In vitro fertilisation (IVF) to help couples to have children is being increasingly employed on “weak” grounds, while children born through it are at higher risk of health problems, new research warns.
The study, which was written by researchers in Britain, Australia and the Netherlands and is published by the British Medical Journal today, states the risk of extending the benefits of IVF to childless couples could be outweighing the benefits.
"IVF was developed for women with fallopian tube disorders and severe male infertility, but in recent years it has been applied to wider conditions, including unexplained infertility," according to the team, led by Dutch-based Dr Esme Kamphuis.
The first IVF birth took place in 1978, and it took until 2003 for the first million IVF babies to be born. However, a second million were born by 2005. Since then, three million more have been born.
IVF was first developed for women with fallopian tubal disease. In the 1990s, it was used to help couples in which the man has poor semen quality, which, like tubal infertility, prevents sperm reaching an egg.
Mild cases
However, it is now being used in cases of "mild male subfertility, endometriosis and unexplained sub-fertility".

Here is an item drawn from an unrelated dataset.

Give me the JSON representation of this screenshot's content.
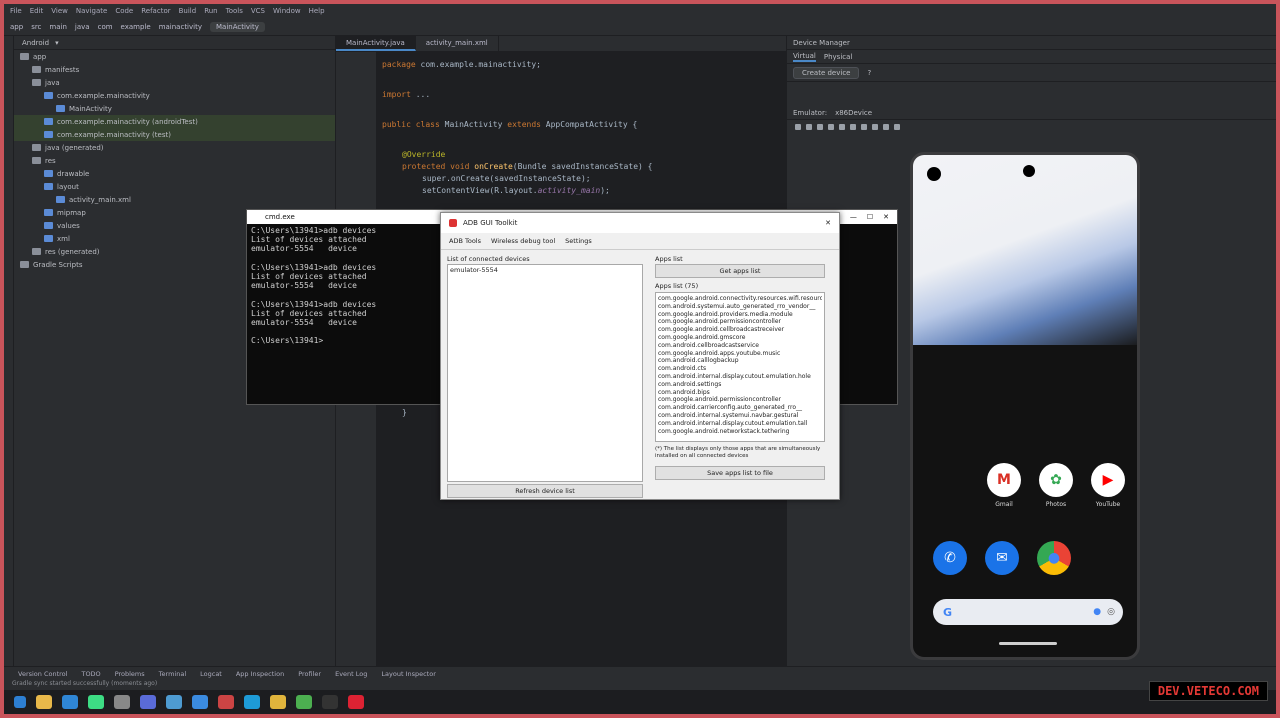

In some cases, IVF is not needed, say the researchers, since couples simply need more time, as “an observational study showed that 95 per cent of 350 couples planning a first pregnancy conceive within 24 months”.
Generous public health system rules in some countries partly explain the increase.
Elsewhere, the increase is being driven by private clinics, the research argues, “where the focus on commercial returns has resulted in less academic oversight of who receives treatment and when”.
The report warns multiple pregnancies are associated with “complications such as gestational diabetes, foetal growth restriction, and pre-eclampsia, as well as premature birth”. It added: “And even singletons born through IVF have been shown to have worse outcomes than those conceived naturally.”
IVF is not available under the public system here. There are no rules governing its use by private clinics, since the Commission on Assisted Human Reproduction’s 2006 report has not been acted upon.